Qu’est-il possible de faire pour aider l’association ?

Adhérer, faire connaître l’association « Les amis d’Arbeiter und Soldat » ! Nous avons fait le choix de fixer à un minimum de 15 euros la cotisation annuelle, afin que l’argent ne soit pas un obstacle à cette adhésion et que chaque adhérent puisse y trouver sa place.

Propos recueillis par Olivier Doriane


Pour adhérer à l’association : François Preneau, 60, rue du Landreau, 44300 Nantes Chèque à l’ordre de Roger Calvez : 15 euros.


Un livre : « Dans leurs bagages, une ronéo et une machine à écrire »

Documents historiques à l’appui, le livre Résistance antinazie, ouvrière et internationaliste raconte et rend hommage à un combat, méconnu et occulté, des partisans de la IVe Internationale : « De Nantes à Brest, les trotskystes dans la guerre (1939-1945) »

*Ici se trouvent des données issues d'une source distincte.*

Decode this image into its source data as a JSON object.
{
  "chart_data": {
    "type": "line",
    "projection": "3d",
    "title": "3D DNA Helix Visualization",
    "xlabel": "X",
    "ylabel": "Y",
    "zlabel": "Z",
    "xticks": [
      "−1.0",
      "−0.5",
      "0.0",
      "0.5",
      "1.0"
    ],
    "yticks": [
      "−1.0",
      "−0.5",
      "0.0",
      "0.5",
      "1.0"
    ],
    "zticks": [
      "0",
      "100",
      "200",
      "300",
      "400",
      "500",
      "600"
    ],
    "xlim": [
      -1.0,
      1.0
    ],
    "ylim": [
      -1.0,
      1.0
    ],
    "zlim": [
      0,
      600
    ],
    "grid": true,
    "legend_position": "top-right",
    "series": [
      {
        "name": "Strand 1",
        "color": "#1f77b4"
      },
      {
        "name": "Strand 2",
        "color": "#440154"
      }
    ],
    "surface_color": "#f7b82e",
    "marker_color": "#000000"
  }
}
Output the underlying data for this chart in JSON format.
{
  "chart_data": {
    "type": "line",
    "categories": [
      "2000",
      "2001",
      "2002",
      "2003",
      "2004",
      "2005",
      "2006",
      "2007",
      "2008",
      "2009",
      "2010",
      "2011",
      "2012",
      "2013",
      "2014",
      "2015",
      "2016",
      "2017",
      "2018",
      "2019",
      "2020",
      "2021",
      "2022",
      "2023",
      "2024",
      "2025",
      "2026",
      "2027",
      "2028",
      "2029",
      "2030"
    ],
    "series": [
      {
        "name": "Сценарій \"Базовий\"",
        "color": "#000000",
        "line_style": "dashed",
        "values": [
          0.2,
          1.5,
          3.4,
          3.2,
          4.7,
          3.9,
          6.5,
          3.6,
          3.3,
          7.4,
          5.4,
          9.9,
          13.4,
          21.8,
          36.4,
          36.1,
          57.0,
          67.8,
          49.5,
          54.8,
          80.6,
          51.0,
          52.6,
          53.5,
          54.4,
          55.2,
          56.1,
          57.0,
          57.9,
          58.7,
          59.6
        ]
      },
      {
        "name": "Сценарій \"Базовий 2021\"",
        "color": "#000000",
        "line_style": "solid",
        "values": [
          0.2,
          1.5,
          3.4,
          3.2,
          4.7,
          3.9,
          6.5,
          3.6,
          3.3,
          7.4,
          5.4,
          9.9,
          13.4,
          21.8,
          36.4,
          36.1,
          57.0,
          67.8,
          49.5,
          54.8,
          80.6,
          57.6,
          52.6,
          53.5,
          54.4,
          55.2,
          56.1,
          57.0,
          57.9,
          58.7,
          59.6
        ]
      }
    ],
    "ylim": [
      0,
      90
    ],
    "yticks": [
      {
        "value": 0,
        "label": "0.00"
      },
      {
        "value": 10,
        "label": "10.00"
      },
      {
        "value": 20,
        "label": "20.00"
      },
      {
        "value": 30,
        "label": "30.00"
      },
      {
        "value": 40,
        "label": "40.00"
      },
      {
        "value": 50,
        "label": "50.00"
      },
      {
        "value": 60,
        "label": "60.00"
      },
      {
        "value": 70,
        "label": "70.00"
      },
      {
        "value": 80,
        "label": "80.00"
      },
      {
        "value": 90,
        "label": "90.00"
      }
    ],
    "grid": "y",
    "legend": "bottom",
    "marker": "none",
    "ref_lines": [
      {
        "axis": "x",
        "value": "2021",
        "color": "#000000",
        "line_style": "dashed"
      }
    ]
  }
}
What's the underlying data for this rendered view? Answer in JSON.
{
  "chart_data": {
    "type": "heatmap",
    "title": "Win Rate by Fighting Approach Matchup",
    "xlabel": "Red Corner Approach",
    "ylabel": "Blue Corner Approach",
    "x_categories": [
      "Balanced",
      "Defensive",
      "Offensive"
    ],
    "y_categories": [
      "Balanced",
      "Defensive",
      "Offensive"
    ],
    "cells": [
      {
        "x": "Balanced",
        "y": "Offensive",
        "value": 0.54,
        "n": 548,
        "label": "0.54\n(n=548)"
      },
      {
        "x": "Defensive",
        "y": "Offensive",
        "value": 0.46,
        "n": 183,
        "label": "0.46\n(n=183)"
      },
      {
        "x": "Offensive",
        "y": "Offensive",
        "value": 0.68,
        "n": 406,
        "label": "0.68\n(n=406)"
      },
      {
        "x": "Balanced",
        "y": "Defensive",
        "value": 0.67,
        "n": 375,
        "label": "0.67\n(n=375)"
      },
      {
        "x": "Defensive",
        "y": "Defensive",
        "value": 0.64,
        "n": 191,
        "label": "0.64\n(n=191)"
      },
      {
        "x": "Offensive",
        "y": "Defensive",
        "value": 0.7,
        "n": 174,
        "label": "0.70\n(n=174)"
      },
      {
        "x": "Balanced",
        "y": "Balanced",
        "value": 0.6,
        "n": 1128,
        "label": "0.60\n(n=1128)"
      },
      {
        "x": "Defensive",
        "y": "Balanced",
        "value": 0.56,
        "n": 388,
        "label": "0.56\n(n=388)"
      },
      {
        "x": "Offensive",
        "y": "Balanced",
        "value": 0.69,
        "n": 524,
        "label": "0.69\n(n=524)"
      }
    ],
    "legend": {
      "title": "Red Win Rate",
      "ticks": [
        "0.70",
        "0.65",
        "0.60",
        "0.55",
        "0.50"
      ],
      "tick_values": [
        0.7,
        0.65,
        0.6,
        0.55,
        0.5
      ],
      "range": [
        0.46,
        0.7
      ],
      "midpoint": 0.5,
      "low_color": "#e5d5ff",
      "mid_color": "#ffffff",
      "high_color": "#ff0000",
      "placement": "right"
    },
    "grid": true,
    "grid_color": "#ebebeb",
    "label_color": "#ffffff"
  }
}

Cet ouvrage, rédigé collectivement par François Preneau, Robert Hirsch et Henri Le Dem, est disponible aux éditions Syllepse au prix de 22 euros.

À Brest et à Nantes, l’échec du Front populaire, l’écrasement de la République espagnole, mais aussi les crimes de Staline conduisent plusieurs jeunes ouvriers à rompre avec la SFIO et à rejoindre les trotskystes. C’est dans les Auberges de jeunesse que s’affirme cette résistance anti-nazie, ouvrière et internationaliste qui sera active pendant toute la guerre.

En juin 1940, une poignée de responsables du POI (Parti ouvrier internationaliste – ndlr) se réfugient à Couëron, dans la banlieue nantaise. Dans leurs bagages, une ronéo et une machine à écrire qui serviront toute la guerre. Avec les jeunes Nantais, ils poursuivent la publication de leur bulletin L’Étincelle jusqu’à la parution, fin août, du premier numéro de La Vérité clandestine.

Au début de l’été 1943, les jeunes trotskystes nantais et brestois éditent un organe clandestin, Le Front ouvrier. Chaque numéro, ronéoté sur quatre à six pages, est diffusé dans les grandes entreprises. Le Front ouvrier sera la voix de ceux d’en bas, de la colère qui gronde pour que grandisse la résistance ouvrière.

En avril 1943, cinq militants nantais rejoignent Brest pour entreprendre une action de fraternisation avec les soldats allemands. En s’adressant aux soldats allemands opposés au nazisme, ils veulent préparer avec eux une issue révolutionnaire à la guerre. Robert Cruau, qui parle allemand, dirige ce travail. Bientôt, une vingtaine de soldats allemands forment un groupe se réclamant de la IVe Internationale et rédigent leur propre journal, Arbeiter und Soldat im Western.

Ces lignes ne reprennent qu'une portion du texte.